American real estate businessman

William David Sanders (born December 2, 1941) is an American real estate businessman and developer.

==Biography==
Sanders was born in 1941 in Ramsey County, Minnesota, the son of Marion Jane Birkenstein and David Edwin Sanders, an advertising agency owner. His father was born in Parral, Chihuahua, Mexico, to German Jewish immigrants. Sanders' maternal grandfather was born in Chicago to German Jewish parents while his maternal grandmother was also born in Chicago to Irish Catholic parents. He was raised in El Paso, Texas. In 1964, Sanders graduated from Cornell University College of Agriculture and Life Sciences. In 1968, he founded the real estate firm LaSalle Partners, headquartered in Chicago. In 1999, LaSalle Partners merged with Jones Lang Wooton to form Jones Lang LaSalle.

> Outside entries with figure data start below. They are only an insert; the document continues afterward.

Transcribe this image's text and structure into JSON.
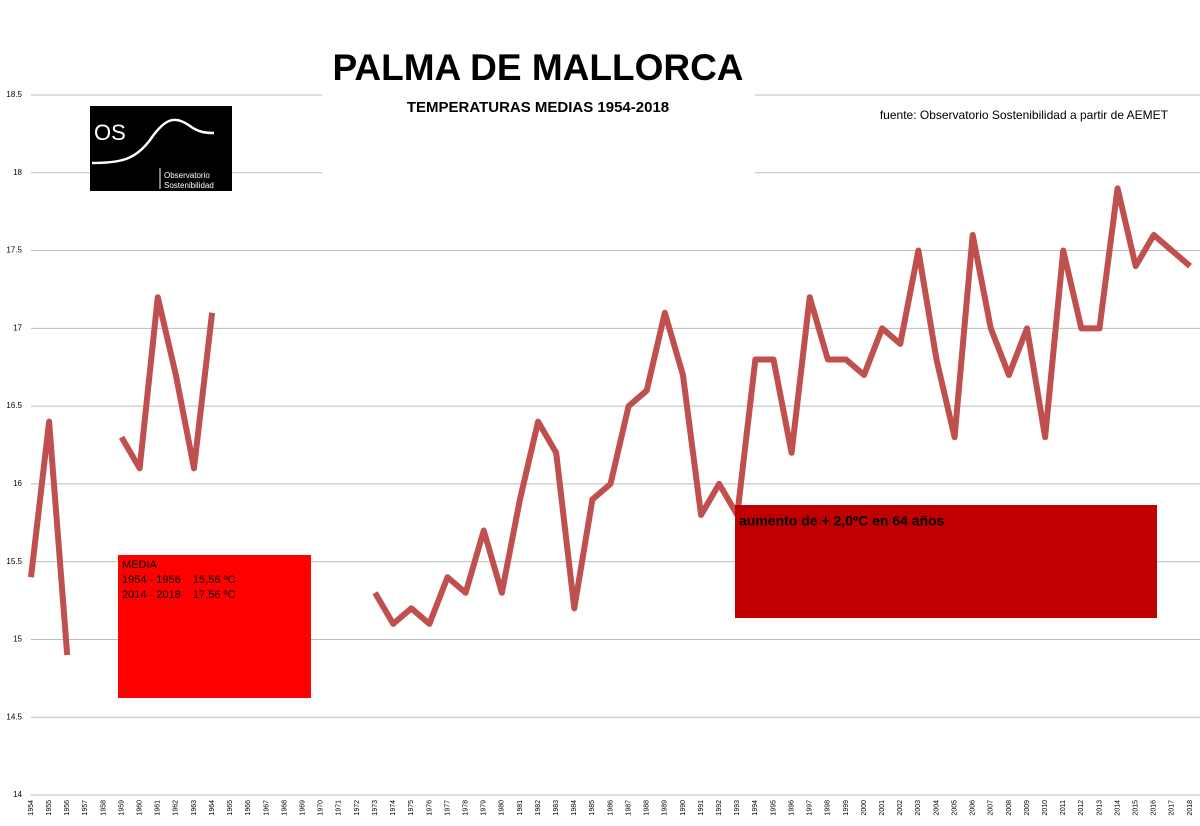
{
  "chart_data": {
    "type": "line",
    "title": "PALMA DE MALLORCA",
    "subtitle": "TEMPERATURAS MEDIAS 1954-2018",
    "source": "fuente: Observatorio Sostenibilidad a partir de AEMET",
    "categories": [
      "1954",
      "1955",
      "1956",
      "1957",
      "1958",
      "1959",
      "1960",
      "1961",
      "1962",
      "1963",
      "1964",
      "1965",
      "1966",
      "1967",
      "1968",
      "1969",
      "1970",
      "1971",
      "1972",
      "1973",
      "1974",
      "1975",
      "1976",
      "1977",
      "1978",
      "1979",
      "1980",
      "1981",
      "1982",
      "1983",
      "1984",
      "1985",
      "1986",
      "1987",
      "1988",
      "1989",
      "1990",
      "1991",
      "1992",
      "1993",
      "1994",
      "1995",
      "1996",
      "1997",
      "1998",
      "1999",
      "2000",
      "2001",
      "2002",
      "2003",
      "2004",
      "2005",
      "2006",
      "2007",
      "2008",
      "2009",
      "2010",
      "2011",
      "2012",
      "2013",
      "2014",
      "2015",
      "2016",
      "2017",
      "2018"
    ],
    "series": [
      {
        "color": "#c0504d",
        "values": [
          15.4,
          16.4,
          14.9,
          null,
          null,
          16.3,
          16.1,
          17.2,
          16.7,
          16.1,
          17.1,
          null,
          null,
          null,
          null,
          null,
          null,
          null,
          null,
          15.3,
          15.1,
          15.2,
          15.1,
          15.4,
          15.3,
          15.7,
          15.3,
          15.9,
          16.4,
          16.2,
          15.2,
          15.9,
          16.0,
          16.5,
          16.6,
          17.1,
          16.7,
          15.8,
          16.0,
          15.8,
          16.8,
          16.8,
          16.2,
          17.2,
          16.8,
          16.8,
          16.7,
          17.0,
          16.9,
          17.5,
          16.8,
          16.3,
          17.6,
          17.0,
          16.7,
          17.0,
          16.3,
          17.5,
          17.0,
          17.0,
          17.9,
          17.4,
          17.6,
          17.5,
          17.4
        ]
      }
    ],
    "ylim": [
      14,
      18.5
    ],
    "yticks": [
      14,
      14.5,
      15,
      15.5,
      16,
      16.5,
      17,
      17.5,
      18,
      18.5
    ],
    "grid": true,
    "annotations": [
      {
        "color": "#ff0000",
        "lines": [
          "MEDIA",
          "1954 - 1956    15,56 ºC",
          "2014 - 2018    17,56 ºC"
        ]
      },
      {
        "color": "#c00000",
        "lines": [
          "aumento de + 2,0ºC en 64 años"
        ]
      }
    ]
  },
  "logo": {
    "mark": "OS",
    "name": [
      "Observatorio",
      "Sostenibilidad"
    ]
  }
}
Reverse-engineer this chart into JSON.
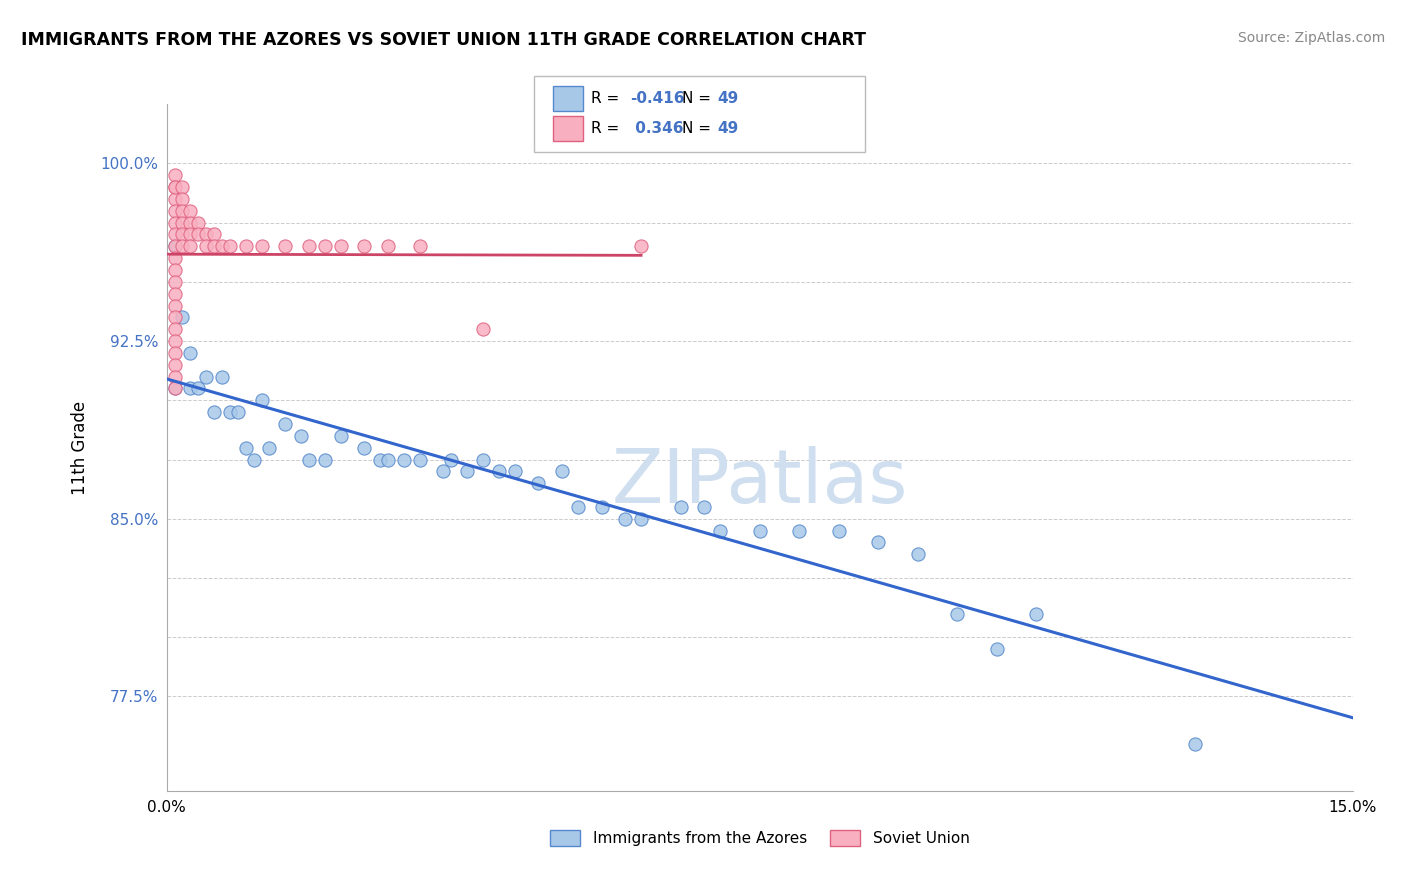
{
  "title": "IMMIGRANTS FROM THE AZORES VS SOVIET UNION 11TH GRADE CORRELATION CHART",
  "source": "Source: ZipAtlas.com",
  "ylabel": "11th Grade",
  "xlim": [
    0.0,
    0.15
  ],
  "ylim": [
    0.735,
    1.025
  ],
  "r_azores": -0.416,
  "n_azores": 49,
  "r_soviet": 0.346,
  "n_soviet": 49,
  "color_azores_fill": "#a8c8e8",
  "color_azores_edge": "#5588cc",
  "color_soviet_fill": "#f8b0c0",
  "color_soviet_edge": "#e06080",
  "color_azores_line": "#3366cc",
  "color_soviet_line": "#cc4466",
  "watermark_color": "#d0dff0",
  "ytick_vals": [
    0.775,
    0.8,
    0.825,
    0.85,
    0.875,
    0.9,
    0.925,
    0.95,
    0.975,
    1.0
  ],
  "ytick_labels": [
    "77.5%",
    "",
    "",
    "85.0%",
    "",
    "",
    "92.5%",
    "",
    "",
    "100.0%"
  ],
  "azores_x": [
    0.001,
    0.001,
    0.002,
    0.003,
    0.003,
    0.004,
    0.005,
    0.006,
    0.007,
    0.008,
    0.009,
    0.01,
    0.011,
    0.012,
    0.013,
    0.015,
    0.017,
    0.018,
    0.02,
    0.022,
    0.025,
    0.027,
    0.028,
    0.03,
    0.032,
    0.035,
    0.036,
    0.038,
    0.04,
    0.042,
    0.044,
    0.047,
    0.05,
    0.052,
    0.055,
    0.058,
    0.06,
    0.065,
    0.068,
    0.07,
    0.075,
    0.08,
    0.085,
    0.09,
    0.095,
    0.1,
    0.105,
    0.11,
    0.13
  ],
  "azores_y": [
    0.965,
    0.905,
    0.935,
    0.905,
    0.92,
    0.905,
    0.91,
    0.895,
    0.91,
    0.895,
    0.895,
    0.88,
    0.875,
    0.9,
    0.88,
    0.89,
    0.885,
    0.875,
    0.875,
    0.885,
    0.88,
    0.875,
    0.875,
    0.875,
    0.875,
    0.87,
    0.875,
    0.87,
    0.875,
    0.87,
    0.87,
    0.865,
    0.87,
    0.855,
    0.855,
    0.85,
    0.85,
    0.855,
    0.855,
    0.845,
    0.845,
    0.845,
    0.845,
    0.84,
    0.835,
    0.81,
    0.795,
    0.81,
    0.755
  ],
  "soviet_x": [
    0.001,
    0.001,
    0.001,
    0.001,
    0.001,
    0.001,
    0.001,
    0.001,
    0.001,
    0.001,
    0.001,
    0.001,
    0.001,
    0.001,
    0.001,
    0.001,
    0.001,
    0.001,
    0.001,
    0.001,
    0.002,
    0.002,
    0.002,
    0.002,
    0.002,
    0.002,
    0.003,
    0.003,
    0.003,
    0.003,
    0.004,
    0.004,
    0.005,
    0.005,
    0.006,
    0.006,
    0.007,
    0.008,
    0.01,
    0.012,
    0.015,
    0.018,
    0.02,
    0.022,
    0.025,
    0.028,
    0.032,
    0.04,
    0.06
  ],
  "soviet_y": [
    0.995,
    0.99,
    0.985,
    0.98,
    0.975,
    0.97,
    0.965,
    0.96,
    0.955,
    0.95,
    0.945,
    0.94,
    0.935,
    0.93,
    0.925,
    0.92,
    0.915,
    0.91,
    0.905,
    0.99,
    0.99,
    0.985,
    0.98,
    0.975,
    0.97,
    0.965,
    0.98,
    0.975,
    0.97,
    0.965,
    0.975,
    0.97,
    0.97,
    0.965,
    0.97,
    0.965,
    0.965,
    0.965,
    0.965,
    0.965,
    0.965,
    0.965,
    0.965,
    0.965,
    0.965,
    0.965,
    0.965,
    0.93,
    0.965
  ]
}
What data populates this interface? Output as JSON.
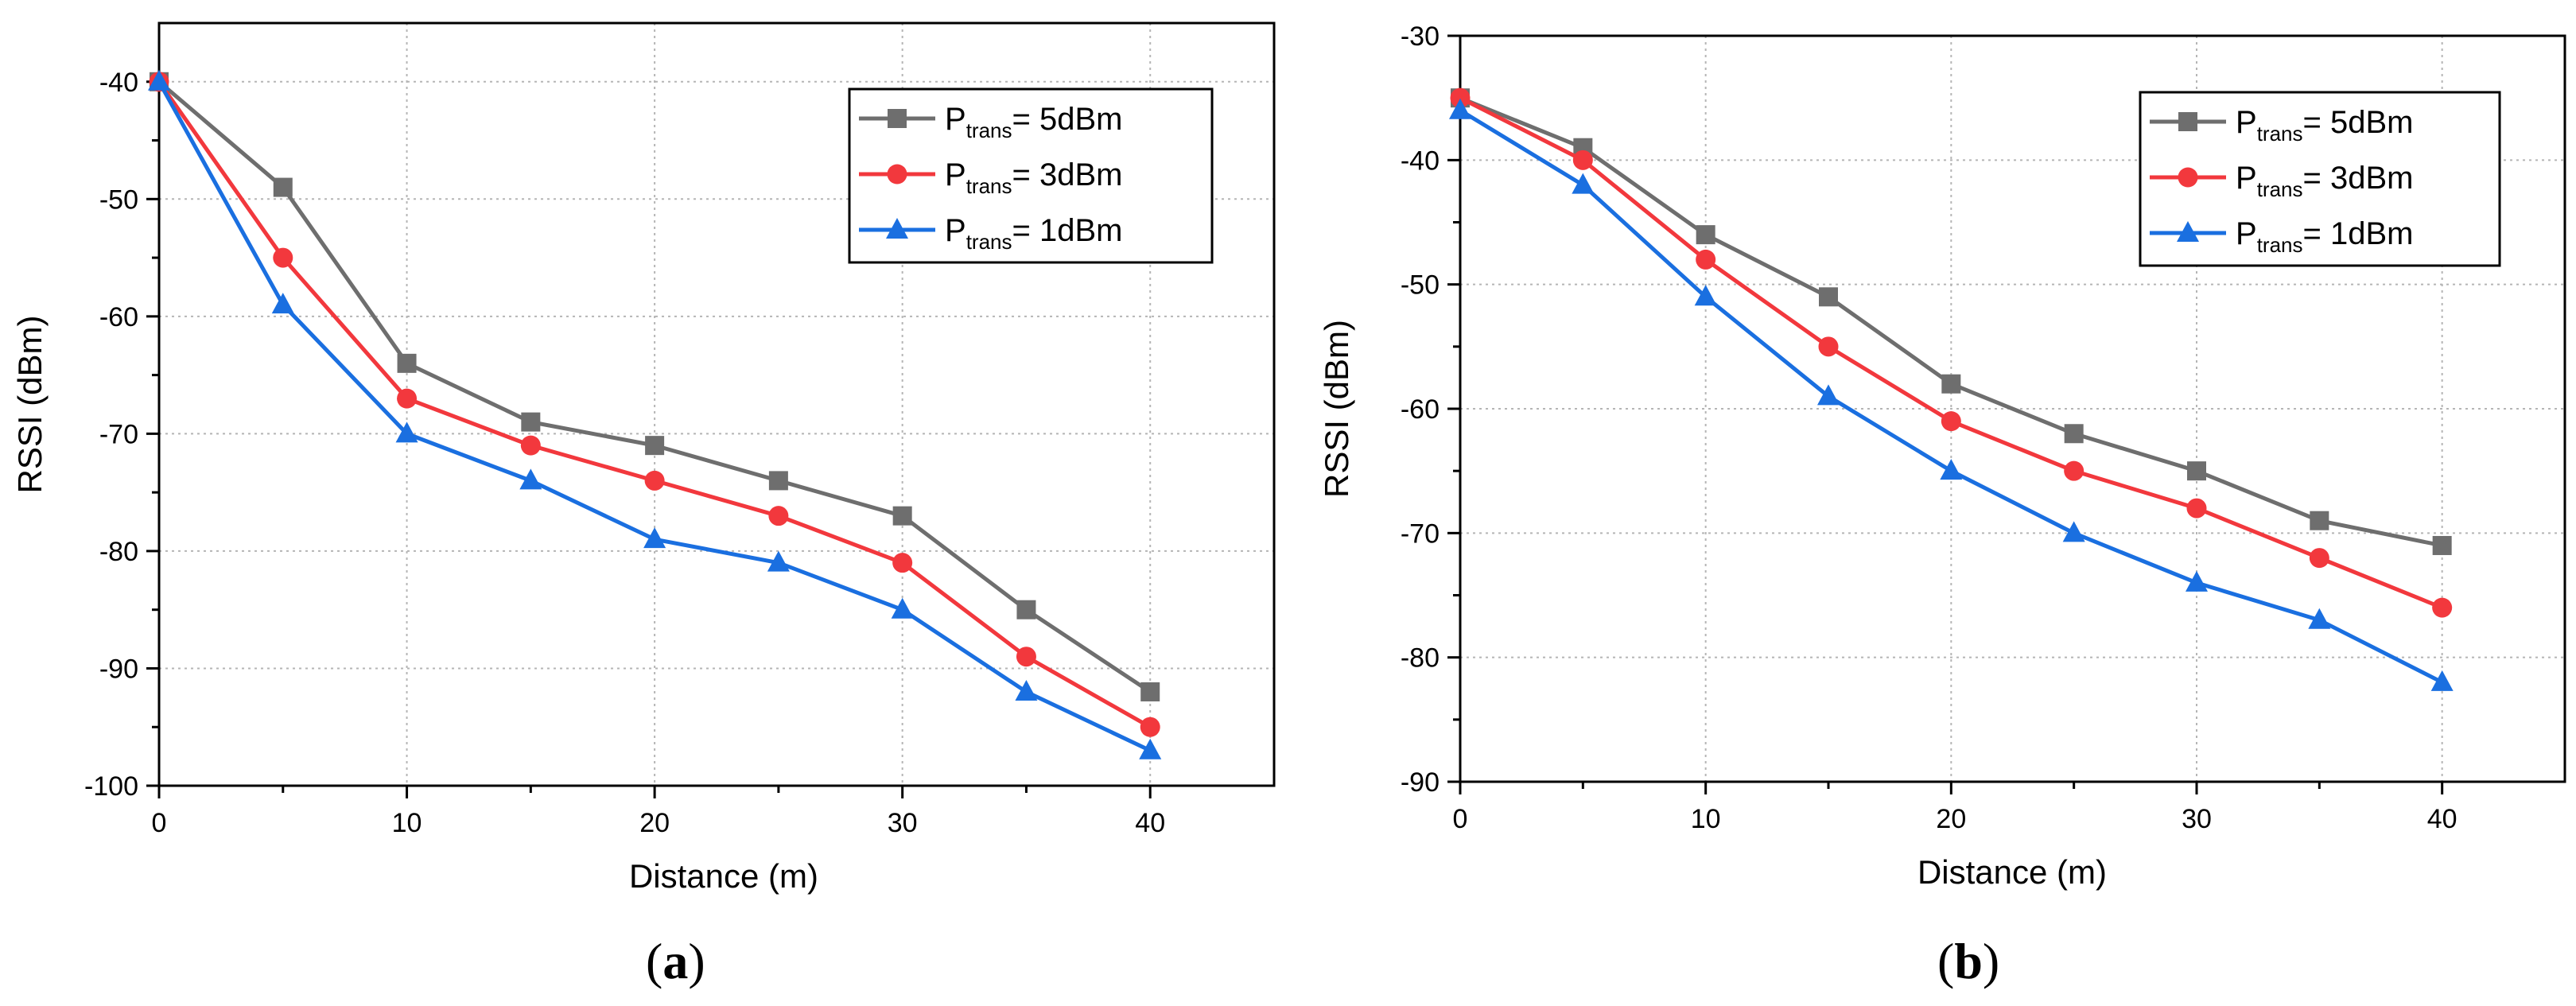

He served as chairman of the National Association of Real Estate Investment Trusts (NAREIT). In 1999, he received Cornell's "Entrepreneur of the Year" award.

Sanders once managed a real estate portfolio of $20 billion, and was referred to as the "Warren Buffett of real estate" by Bloomberg News in 1999.

==Personal life==
Sanders married Louann H. Feuille on May 18, 1974 in El Paso. They have two sons and three daughters.

Sanders' middle daughter, Amy, is the wife of Beto O'Rourke, former Democratic U.S. Rep. of Texas's 16th congressional district.